Be grateful for small things
One could say that there are two realities. The one that is, and the one we perceive. Of course, there is only one that really counts, and it's the one we perceive. The problem is that this reality can be distorted by our own thoughts. Let me explain. If you start your day in a negative mindset, we will focus on all the bad events that happen around you, and minimise the good ones. But the opposite is also true. If you start your day with a very positive mindset, chances are that you are not even gonna see negative events. Or at least, you won't get affected by them. But someone suffering from anxiety or depression is programmed to dismiss all the good things going on, and ruminate any bad moment or thing that can happen. But your brain can be re-programmed. It just takes practice.
As a pessimistic person, you will tend to perceive a negative event as your responsibility and as permanent. Something you can't change, although it's your fault. At the same time, you will interpret good events as temporary and as out of your responsibility.
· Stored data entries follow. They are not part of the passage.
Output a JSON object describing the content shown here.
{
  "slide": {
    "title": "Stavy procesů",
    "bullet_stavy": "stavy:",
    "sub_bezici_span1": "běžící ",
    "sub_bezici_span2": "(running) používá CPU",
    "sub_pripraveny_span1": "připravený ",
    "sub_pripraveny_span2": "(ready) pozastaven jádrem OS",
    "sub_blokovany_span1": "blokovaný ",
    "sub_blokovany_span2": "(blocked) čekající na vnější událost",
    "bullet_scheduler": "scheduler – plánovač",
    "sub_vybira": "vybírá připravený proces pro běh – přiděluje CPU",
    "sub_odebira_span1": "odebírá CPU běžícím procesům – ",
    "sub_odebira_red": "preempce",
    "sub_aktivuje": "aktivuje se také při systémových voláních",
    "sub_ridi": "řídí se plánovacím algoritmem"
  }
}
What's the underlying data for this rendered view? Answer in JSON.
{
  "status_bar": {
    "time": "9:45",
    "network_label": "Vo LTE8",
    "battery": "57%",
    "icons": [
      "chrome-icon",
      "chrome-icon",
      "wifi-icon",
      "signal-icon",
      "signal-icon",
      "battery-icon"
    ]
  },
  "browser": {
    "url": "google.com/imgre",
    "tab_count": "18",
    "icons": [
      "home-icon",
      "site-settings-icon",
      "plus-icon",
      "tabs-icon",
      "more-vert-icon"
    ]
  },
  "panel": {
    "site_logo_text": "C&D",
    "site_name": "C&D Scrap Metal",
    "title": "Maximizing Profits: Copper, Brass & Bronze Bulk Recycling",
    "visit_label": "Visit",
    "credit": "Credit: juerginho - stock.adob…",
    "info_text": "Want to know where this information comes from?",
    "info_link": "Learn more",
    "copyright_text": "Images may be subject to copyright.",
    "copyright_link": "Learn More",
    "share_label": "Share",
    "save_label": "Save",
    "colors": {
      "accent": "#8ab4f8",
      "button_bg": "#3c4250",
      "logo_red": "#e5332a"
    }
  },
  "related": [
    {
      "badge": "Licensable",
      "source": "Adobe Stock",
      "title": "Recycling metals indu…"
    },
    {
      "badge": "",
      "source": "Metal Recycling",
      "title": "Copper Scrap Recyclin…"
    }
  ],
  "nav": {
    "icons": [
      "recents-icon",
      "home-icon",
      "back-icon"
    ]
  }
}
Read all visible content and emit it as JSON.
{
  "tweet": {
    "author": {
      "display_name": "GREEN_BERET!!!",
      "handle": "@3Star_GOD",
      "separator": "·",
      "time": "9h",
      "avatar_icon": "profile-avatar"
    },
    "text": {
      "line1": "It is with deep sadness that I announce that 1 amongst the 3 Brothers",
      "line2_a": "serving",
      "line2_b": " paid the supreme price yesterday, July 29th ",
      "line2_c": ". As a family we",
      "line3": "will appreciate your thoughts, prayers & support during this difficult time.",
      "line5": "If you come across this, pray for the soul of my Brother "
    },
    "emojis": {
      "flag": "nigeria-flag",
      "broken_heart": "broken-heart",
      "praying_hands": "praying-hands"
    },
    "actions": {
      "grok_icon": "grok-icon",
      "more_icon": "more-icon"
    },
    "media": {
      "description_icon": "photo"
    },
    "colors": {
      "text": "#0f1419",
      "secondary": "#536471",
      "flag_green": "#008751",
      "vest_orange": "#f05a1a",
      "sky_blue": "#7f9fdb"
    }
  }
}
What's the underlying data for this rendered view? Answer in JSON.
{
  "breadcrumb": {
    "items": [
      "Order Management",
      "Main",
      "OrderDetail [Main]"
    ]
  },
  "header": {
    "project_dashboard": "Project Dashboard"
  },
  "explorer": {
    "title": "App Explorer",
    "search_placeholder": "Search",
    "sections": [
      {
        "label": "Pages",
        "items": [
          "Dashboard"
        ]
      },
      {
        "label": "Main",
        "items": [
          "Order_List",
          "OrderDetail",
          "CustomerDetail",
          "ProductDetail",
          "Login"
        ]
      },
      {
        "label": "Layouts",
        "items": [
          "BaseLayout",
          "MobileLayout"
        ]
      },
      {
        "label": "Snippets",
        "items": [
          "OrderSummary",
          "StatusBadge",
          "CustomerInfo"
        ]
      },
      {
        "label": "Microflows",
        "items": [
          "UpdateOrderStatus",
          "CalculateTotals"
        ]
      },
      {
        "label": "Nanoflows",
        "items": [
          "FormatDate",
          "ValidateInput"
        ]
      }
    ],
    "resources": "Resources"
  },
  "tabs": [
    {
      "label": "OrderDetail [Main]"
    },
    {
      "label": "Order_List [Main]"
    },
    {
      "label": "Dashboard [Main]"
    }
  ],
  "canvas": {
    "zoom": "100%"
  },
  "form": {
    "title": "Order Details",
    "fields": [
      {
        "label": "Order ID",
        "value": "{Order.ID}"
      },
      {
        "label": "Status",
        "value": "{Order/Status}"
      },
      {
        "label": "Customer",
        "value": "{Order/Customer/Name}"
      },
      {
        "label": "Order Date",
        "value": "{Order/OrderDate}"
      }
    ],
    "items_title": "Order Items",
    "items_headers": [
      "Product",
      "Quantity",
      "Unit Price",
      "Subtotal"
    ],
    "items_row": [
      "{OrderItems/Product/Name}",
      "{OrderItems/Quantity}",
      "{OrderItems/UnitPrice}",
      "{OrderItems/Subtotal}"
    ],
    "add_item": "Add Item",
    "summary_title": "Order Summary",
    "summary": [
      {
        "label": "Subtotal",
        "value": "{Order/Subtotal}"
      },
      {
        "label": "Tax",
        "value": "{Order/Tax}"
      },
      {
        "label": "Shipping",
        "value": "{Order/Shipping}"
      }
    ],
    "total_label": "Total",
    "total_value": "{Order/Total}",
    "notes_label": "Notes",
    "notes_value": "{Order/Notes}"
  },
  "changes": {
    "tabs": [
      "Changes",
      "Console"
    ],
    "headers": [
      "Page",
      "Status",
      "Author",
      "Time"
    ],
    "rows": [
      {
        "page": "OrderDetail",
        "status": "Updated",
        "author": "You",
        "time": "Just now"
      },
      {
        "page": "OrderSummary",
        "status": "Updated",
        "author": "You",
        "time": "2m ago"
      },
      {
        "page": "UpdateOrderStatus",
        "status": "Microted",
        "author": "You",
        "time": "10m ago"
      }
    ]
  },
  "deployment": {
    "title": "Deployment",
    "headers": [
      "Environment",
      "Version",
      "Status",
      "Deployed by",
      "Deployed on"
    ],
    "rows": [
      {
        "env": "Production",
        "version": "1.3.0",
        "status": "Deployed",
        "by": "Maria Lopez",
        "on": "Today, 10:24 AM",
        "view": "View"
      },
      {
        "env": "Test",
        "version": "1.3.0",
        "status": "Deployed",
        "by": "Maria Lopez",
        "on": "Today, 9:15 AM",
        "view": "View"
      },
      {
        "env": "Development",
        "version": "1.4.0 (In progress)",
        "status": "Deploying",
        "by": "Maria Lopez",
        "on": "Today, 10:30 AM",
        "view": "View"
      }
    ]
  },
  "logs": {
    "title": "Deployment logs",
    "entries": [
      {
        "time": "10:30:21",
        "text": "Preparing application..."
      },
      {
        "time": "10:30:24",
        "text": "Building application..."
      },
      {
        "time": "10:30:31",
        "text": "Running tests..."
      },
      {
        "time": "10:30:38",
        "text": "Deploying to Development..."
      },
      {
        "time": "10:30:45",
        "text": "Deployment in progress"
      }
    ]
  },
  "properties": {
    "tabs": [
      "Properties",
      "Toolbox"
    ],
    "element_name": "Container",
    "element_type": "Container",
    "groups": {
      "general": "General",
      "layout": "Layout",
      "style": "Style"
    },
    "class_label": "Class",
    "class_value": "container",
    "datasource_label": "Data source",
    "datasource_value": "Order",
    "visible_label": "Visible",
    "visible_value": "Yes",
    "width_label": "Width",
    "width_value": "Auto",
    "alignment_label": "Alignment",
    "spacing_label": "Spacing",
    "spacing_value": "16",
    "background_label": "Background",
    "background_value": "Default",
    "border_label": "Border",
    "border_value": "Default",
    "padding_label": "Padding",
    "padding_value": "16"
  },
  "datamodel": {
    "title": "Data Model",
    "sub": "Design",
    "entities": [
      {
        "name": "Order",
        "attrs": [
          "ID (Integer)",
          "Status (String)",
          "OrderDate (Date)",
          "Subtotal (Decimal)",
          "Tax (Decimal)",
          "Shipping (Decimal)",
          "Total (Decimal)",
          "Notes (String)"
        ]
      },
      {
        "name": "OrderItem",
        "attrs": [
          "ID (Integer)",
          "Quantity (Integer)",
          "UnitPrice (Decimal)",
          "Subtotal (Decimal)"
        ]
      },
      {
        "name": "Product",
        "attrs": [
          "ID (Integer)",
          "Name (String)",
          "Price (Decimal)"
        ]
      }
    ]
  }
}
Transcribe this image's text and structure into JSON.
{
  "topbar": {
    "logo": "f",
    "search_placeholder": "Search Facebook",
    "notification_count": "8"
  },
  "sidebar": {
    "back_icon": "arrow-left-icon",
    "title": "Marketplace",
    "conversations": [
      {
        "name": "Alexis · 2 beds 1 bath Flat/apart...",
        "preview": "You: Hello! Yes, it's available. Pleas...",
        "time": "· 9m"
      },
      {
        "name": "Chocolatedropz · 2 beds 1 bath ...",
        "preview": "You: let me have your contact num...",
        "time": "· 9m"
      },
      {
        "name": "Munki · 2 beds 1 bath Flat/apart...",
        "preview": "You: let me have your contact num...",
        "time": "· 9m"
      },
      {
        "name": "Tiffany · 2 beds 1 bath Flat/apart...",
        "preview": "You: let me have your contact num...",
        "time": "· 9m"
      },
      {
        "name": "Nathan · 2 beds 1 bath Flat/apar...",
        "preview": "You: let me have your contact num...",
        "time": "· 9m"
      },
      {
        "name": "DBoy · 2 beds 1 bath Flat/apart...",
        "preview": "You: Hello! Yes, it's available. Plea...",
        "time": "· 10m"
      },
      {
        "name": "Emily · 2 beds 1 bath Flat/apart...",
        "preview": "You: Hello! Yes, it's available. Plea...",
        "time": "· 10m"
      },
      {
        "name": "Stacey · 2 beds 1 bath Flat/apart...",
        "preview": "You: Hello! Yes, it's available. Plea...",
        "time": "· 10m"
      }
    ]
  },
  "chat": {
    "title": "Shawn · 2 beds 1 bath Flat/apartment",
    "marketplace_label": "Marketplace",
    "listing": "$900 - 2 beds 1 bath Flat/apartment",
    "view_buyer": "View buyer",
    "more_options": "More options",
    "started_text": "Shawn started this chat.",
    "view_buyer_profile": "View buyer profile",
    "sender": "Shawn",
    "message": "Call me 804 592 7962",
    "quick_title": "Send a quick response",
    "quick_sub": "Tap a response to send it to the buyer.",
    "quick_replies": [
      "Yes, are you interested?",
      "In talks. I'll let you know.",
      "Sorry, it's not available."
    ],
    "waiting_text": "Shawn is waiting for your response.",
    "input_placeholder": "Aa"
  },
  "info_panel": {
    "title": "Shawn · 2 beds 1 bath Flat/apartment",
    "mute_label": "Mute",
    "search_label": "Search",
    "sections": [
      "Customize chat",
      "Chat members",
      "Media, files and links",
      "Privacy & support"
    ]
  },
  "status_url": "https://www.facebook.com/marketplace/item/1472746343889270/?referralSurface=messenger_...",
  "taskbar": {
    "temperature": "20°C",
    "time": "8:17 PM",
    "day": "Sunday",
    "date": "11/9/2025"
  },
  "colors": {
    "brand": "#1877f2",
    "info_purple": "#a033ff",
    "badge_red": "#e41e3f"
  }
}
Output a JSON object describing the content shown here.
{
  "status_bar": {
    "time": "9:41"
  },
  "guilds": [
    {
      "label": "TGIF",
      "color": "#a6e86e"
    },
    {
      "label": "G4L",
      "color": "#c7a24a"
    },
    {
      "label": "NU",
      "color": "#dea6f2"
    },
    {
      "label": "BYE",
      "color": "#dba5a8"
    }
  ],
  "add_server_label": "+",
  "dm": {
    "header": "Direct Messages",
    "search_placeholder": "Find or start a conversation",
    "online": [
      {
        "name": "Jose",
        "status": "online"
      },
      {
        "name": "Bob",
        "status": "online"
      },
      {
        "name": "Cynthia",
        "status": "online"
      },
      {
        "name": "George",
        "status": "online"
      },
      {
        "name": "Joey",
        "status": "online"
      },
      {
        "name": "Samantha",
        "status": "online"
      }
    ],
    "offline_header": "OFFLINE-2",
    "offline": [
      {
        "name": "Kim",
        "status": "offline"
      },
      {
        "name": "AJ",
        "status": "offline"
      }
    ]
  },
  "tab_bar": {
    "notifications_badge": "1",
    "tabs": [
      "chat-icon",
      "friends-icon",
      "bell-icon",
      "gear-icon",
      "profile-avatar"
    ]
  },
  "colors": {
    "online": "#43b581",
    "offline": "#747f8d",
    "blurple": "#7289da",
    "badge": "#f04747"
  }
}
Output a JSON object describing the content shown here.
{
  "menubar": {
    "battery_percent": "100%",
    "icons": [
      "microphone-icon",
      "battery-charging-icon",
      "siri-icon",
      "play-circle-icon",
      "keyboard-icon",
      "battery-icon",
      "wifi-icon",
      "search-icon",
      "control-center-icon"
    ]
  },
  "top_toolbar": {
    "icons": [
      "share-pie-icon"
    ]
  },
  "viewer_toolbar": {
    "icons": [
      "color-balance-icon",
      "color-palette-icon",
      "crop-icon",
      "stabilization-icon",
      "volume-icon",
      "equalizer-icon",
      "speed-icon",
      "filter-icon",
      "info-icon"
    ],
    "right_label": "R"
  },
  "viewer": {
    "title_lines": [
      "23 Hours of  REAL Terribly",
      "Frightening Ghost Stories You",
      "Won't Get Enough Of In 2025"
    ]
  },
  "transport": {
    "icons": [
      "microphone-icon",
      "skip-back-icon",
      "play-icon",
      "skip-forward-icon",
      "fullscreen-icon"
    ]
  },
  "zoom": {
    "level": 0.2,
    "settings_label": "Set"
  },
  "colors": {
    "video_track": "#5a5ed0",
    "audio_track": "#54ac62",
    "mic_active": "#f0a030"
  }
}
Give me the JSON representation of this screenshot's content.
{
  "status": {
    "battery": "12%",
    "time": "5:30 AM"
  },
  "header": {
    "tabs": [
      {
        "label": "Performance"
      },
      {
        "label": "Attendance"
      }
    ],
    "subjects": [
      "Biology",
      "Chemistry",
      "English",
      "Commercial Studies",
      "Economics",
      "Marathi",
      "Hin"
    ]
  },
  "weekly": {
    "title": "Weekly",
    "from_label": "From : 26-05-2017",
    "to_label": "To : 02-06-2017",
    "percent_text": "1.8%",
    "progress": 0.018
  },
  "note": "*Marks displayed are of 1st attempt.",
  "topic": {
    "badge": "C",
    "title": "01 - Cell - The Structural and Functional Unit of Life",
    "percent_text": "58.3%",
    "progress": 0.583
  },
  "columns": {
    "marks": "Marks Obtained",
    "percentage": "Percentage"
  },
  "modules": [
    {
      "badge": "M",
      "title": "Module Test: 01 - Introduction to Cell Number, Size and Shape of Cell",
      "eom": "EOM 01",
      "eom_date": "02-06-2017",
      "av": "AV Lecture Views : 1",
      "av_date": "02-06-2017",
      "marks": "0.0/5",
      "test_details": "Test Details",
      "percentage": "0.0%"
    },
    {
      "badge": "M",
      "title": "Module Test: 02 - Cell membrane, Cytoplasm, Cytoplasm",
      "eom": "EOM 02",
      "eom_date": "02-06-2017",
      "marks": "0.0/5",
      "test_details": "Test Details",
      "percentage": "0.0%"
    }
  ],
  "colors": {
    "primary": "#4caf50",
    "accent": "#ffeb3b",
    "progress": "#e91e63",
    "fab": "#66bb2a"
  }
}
For instance, if you get a new job, you might think "Yes I just got lucky, and when they will realise that I suck, I will lose it." Or on the contrary, if you get fired, you will think "Yeah I deserve that, I suck, it's my fault, and I will never find a new job".
This is all linked to some deep core beliefs you have inside you. And you use some mechanisms, called cognitive distortions, to twist the reality in order to feed those core beliefs. But the goal here is to turn around this perception and to see a good event as deserved, and permanent.
One very good exercise for that if to keep a gratitude journal. You have probably heard of gratitude before. It is not an easy exercise, but practice makes perfect. Here's the drill: every night, before sleeping, you can write down three things you have been grateful for during your day. No need to explain why, but those three things should be different (almost) every day. For instance, you cannot write every day "I'm grateful for having a house". You need to dig deeper. At first, especially if you are a negative person, you are going to find this exercise really difficult. But that's the point: knowing that you have to do this exercise, you will start to look for things to be grateful for during your day. And it can be really small things. The smell of your first coffee in the morning, the warmth of the sun during your lunch break, the smile of a person you like, your boss telling you that you did a good job. Whatever little thing happening to you. The point is to start seeing those things.
By doing so for long enough, you program your brain to spot positive things, and you actually turn into a positive person cause your perception of the reality is shaped around those events, and not around your core beliefs anymore. And you get less and less affected by small things that usually upset you a lot.
Imagine you order a nice burger, with fries and a coke. But when it arrives, there is a mistake in your delivery, and instead of a coke, you got a bottle of water. But you really wanted a coke. Well you can be upset, try to find a way to complain, get your money back and let your brain ruminates this event for the rest of the evening. Or you can bite this delicious burger and acknowledge that it is indeed delicious, savouring both the burger and the moment. The order mistake will become shallow and irrelevant. The facts are totally the same, but the reality you perceived is not.
Of course, this is a silly example. But only by training on small things first you can actually achieve greater ones. If you want to back squat a 200 kg barbell, chances are that you will start with 20 first, and then build up. It is the same process with gratefulness.
Baby steps, change takes time and patience. But you are already on the good path, so be kind to yourself, you deserve it. Cause you are worth.